The reason he opted to concentrate on his vegetable garden was to not only help his family (wife and son) through the tough times of the pandemic but to also continue his love for agriculture farming and garden life.
“Before, we didn’t know we could make money from the garden and did it for fun. But if there are markets and land, there’s money,” said John Chrisma.
He described that he had acquired his gardening skills and knowledge from his parents back in the rural village. “I initially got into gardening when I was still a kid in the primary. My family got into gardening actively,” recalls John. “Working in the garden empowered me because I was previously a student and unemployed, and now I have to make an income in such challenging times.”
John has concentrated on practicing an organic style of gardening and has grown a variety of vegetables, including saladia, lettuce, ball cabbage, tomatoes, eggplant, and pakchoi.
“Initially, I grow vegetables for my family’s consumption and to generate income and the garden is organic (no fertilizers used, only topsoil), and no pesticides are applied. I deal with pests physically; I handpicked insects, African snails, and caterpillars, during night and day.
“I usually fetch water from borehole and ground well to water my vegetables – early in the morning (7-8 am and evening 5-6 pm, when it’s cool,” he explained.
John explained that the specific stages of a vegetable plant nursery, transplant, and harvest. “The plant nursery and transplant phase is 2-3 weeks respectively, and it takes exactly 6-7 weeks to ensure it is fully grown and ready to harvest.”
John and wife often harvest the vegetables for formal marketing at the Honiara Central Market and whatever is left over is for consumption. The couple recently moved from subsistence vegetable gardening to income-generation, which they earn between $1000 and $2000 a month.
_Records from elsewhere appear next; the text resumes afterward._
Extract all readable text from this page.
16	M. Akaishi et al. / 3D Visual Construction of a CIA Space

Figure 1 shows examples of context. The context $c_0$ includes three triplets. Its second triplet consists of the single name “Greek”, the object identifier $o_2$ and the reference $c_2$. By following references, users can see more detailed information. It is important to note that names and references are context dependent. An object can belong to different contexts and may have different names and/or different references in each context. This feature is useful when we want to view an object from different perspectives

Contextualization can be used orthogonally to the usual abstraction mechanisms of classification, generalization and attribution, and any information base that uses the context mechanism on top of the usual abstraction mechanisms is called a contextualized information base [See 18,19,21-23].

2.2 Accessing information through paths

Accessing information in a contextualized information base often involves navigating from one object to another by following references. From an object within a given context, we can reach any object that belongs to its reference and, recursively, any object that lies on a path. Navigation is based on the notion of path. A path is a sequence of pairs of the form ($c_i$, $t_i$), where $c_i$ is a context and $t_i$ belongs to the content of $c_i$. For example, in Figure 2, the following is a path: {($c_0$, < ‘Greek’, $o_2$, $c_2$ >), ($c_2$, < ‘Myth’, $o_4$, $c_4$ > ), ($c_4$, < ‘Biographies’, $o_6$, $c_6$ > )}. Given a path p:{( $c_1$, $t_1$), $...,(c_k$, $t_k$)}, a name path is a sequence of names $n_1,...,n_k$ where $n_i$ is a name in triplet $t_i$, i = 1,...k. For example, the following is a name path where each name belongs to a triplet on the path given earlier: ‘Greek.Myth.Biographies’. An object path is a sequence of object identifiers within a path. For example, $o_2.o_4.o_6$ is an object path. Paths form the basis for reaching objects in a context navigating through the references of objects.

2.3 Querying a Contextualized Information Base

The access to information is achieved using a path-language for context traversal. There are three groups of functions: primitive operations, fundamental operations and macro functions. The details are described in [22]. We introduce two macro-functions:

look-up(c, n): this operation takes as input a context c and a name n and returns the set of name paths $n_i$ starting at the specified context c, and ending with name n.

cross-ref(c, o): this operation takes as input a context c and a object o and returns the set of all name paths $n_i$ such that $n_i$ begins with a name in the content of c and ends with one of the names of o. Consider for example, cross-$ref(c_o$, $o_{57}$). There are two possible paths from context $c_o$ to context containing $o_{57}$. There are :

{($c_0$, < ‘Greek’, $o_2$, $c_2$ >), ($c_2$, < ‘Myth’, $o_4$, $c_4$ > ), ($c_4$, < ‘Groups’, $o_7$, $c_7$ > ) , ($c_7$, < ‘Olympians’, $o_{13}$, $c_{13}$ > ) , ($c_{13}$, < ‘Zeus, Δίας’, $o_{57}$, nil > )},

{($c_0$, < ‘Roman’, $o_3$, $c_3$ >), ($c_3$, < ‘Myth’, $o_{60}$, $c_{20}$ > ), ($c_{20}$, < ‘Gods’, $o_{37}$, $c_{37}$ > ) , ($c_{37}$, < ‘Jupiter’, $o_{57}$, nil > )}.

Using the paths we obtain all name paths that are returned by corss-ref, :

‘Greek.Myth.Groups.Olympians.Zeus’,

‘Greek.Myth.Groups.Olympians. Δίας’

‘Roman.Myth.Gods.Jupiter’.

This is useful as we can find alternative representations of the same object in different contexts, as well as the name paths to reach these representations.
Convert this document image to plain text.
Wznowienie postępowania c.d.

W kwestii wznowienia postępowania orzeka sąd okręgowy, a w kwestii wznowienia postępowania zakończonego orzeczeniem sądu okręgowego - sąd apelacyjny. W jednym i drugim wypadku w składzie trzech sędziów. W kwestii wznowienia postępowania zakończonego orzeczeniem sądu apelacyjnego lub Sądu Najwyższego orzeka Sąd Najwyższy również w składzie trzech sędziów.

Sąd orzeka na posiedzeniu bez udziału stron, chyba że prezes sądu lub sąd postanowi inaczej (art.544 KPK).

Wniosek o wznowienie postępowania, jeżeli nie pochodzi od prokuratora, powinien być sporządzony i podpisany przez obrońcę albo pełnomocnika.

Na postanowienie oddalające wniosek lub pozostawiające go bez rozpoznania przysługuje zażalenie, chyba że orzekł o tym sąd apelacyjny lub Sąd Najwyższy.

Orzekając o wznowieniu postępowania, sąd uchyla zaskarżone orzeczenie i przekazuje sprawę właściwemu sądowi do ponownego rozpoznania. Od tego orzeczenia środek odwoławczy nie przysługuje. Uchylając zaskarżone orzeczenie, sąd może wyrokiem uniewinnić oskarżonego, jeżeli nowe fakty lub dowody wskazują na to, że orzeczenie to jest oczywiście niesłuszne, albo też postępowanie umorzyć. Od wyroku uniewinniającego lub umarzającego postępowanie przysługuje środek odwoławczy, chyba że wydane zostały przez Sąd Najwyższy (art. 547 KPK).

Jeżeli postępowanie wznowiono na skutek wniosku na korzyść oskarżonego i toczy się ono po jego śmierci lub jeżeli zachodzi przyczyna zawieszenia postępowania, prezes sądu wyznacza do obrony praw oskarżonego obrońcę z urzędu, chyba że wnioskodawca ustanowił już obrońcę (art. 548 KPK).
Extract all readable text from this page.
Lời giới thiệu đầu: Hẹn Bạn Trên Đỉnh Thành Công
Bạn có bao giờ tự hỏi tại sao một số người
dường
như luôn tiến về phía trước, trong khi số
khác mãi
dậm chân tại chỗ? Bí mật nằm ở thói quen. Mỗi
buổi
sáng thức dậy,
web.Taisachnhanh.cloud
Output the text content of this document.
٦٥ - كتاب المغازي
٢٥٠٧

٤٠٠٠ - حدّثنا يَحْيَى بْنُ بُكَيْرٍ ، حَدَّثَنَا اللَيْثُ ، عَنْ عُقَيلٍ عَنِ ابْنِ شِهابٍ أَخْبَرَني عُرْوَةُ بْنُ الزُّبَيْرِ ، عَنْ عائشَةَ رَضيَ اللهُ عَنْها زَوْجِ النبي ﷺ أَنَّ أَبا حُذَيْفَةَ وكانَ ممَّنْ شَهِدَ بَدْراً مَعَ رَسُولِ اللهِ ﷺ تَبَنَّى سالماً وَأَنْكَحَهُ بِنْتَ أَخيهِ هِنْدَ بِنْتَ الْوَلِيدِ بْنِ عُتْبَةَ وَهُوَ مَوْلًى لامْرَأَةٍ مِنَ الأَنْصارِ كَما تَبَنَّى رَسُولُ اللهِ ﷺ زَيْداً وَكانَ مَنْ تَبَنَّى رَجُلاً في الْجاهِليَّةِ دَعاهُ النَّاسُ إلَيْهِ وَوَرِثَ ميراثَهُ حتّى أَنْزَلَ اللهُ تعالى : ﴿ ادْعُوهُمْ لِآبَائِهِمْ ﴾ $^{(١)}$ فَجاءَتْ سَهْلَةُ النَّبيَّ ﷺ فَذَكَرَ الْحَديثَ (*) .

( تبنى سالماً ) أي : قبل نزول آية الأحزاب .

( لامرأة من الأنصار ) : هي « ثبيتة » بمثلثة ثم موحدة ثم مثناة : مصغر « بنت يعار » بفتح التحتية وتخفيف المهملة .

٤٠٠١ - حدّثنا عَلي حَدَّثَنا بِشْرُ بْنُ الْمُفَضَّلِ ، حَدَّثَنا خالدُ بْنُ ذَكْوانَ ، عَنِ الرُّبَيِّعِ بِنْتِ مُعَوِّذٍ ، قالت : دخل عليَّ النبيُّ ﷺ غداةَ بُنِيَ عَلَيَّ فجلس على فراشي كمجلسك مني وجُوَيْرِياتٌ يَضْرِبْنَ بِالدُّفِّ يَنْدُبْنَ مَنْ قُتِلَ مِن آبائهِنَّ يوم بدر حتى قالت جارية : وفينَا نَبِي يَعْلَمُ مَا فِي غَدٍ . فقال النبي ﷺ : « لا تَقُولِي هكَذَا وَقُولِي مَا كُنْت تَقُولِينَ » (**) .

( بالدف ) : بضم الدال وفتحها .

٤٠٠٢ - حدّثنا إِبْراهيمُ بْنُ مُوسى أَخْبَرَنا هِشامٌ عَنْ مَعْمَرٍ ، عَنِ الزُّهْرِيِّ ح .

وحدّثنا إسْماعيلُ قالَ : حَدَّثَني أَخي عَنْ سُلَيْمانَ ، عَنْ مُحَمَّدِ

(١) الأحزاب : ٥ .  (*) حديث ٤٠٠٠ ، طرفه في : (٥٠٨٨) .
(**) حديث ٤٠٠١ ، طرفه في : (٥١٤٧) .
“This garden means so much for me and my family’s survival especially with the current negative social and economic climate experienced in the country,” said John. “If I can grow a vegetable garden for cash, healthy diet, and to give out (freely) to friends, and neighbors, that is my definition of food, social and economic security.”
The vegetable garden has not only improved the livelihood of John’s family but also provided some employment in the community, as he employs about 5 youths who assist with the watering and ploughing of the garden on days when the couple are particularly busy. They pay a casual charge (per person) for watering the garden at $ 5-00 and $10.00 for ploughing.